During a White House event at a manufacturing facility in Lima, Ohio, on Wednesday, Trump lashed out at McCain, saying, "I endorsed him at his request, and I gave him the kind of funeral he wanted, which as president I had to approve."
"I don't care about this," Trump continued. "I didn't get a thank-you. That's OK. We sent him on the way. But I wasn't a fan of John McCain."
Presidents don't "approve" the funerals of members of Congress. To lie in state, one needs the approval of Congress. The funeral would have been approved by the Washington National Cathedral. Trump did approve the military transportation of McCain's remains from Arizona to Washington, military pallbearers, a band and military horses.
Comments like Wednesday's and those that have preceded it were too much for Sen. Johnny Isakson. The Georgia Republican called the duration of the White House's tribute to McCain "unthinkable" last year, after it lowered its flag to recognize the death of McCain on a Saturday, then raised it again by Monday. Trump rejected his staff's suggestions and refused to follow a tradition of leaving the flag at half-staff until the senator was laid to rest.
Isakson has said that moment and others fit a troubling pattern, and after an escalation of bitter words from the president this week, the senator took to the airwaves in a rare moment for his party: a stinging rebuke of Trump.
"It's deplorable what he said," Isakson said Wednesday on Georgia Public Broadcasting, as he decried the public criticism of McCain, a former Navy pilot who spent years in brutal captivity in Vietnam. "There aren't Democratic casualties or Republican casualties on the battlefield," he said.
His comments follow an interview with the Bulwark, a conservative news website.
"I just want to lay it on the line, that the country deserves better, the McCain family deserves better. I don't care if he's president of United States, owns all the real estate in New York, or is building the greatest immigration system in the world," Isakson told the site.
"Nothing is more important than the integrity of the country and those who fought and risked their lives for all of us."
Trump unloaded on the legacy of McCain, who died of brain cancer last year, in several tweets this week. On Tuesday, he attacked McCain's vote against repealing Obamacare.
"I think that's a disgrace, plus there are other things," Trump said in the Oval Office. "I was never a fan of John McCain, and I never will be."
Meghan McCain, a co-host of ABC's "The View," blasted Trump and defended her father on Wednesday.
Her father "would think it was hilarious that our president was so jealous of him that he was dominating the news cycle in death," she said.
Trump's attacks have also appeared to unleash trolls targeting the McCain family. Soon after the president's Oval Office remarks, Cindy McCain posted a profanity-laced message she received on Facebook.
A woman called John McCain "traitorous" and celebrated his death.
"I want to make sure all of you could see how kind and loving a stranger can be," Cindy McCain wrote on Twitter, referring to the woman.
Sen. Mitt Romney, R-Utah, rallied to McCain's defense Wednesday.
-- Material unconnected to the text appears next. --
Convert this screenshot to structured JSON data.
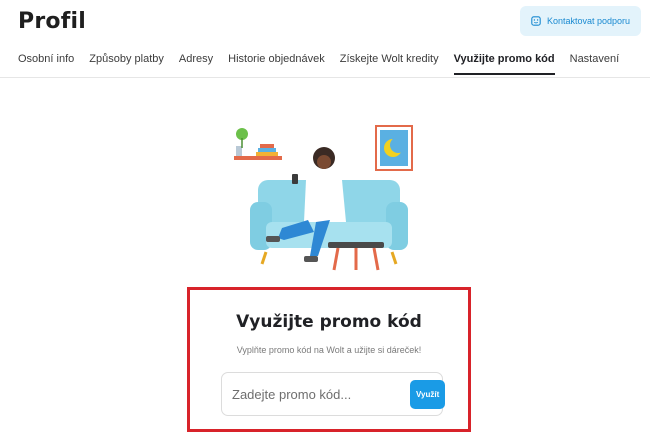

"I can't understand why the President would, once again, disparage a man as exemplary as my friend John McCain: heroic, courageous, patriotic, honorable, self-effacing, self-sacrificing, empathetic, and driven by duty to family, country, and God," Romney wrote on Twitter.
Sen. Martha McSally, an Arizona Republican appointed to McCain's former seat, also defended the former senator.
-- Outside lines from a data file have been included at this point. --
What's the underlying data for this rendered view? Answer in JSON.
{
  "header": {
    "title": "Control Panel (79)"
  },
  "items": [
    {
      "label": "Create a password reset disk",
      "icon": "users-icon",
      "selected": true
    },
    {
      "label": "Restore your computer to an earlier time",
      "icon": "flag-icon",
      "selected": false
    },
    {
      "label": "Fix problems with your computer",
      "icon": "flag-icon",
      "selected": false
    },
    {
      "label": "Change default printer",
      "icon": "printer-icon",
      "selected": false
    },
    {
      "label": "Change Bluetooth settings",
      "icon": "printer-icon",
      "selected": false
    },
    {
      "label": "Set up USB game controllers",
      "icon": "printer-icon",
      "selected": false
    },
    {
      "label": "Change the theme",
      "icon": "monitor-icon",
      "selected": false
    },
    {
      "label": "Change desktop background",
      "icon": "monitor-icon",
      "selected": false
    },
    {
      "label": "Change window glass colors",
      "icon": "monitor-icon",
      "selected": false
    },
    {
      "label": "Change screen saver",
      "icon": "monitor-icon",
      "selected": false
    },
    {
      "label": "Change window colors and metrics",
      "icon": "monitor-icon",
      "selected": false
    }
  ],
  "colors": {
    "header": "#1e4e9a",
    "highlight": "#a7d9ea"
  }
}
"Everyone should give him and his family the respect, admiration, and peace they deserve," she wrote on Twitter. Senate Majority Leader Mitch McConnell, R-Ky., a Trump ally, praised McCain in a tweet but did not address the president's attacks against him.
Isakson, chairman of the Senate Veterans' Affairs Committee, is a general supporter of Trump but often extends more criticisms of the president than many Republican lawmakers.
After last year's controversy over the flag raising, lowering and re-raising, he took to the Senate floor to blast the perceived insult to McCain, although he did not single out the president in his remarks.
"Anybody who in any way tarnishes the reputation of John McCain deserves a whipping because most of those who would do the wrong thing about John McCain didn't have the guts to do the right thing when it was their turn," he said.
The focus has since narrowed to Trump. Isakson watched Trump's Tuesday remarks and their impact.
“These kids are out there listening to the president of the United States talk that way about the most decorated senator in history who is dead, it just sets the worst tone possible,” he told the Bulwark.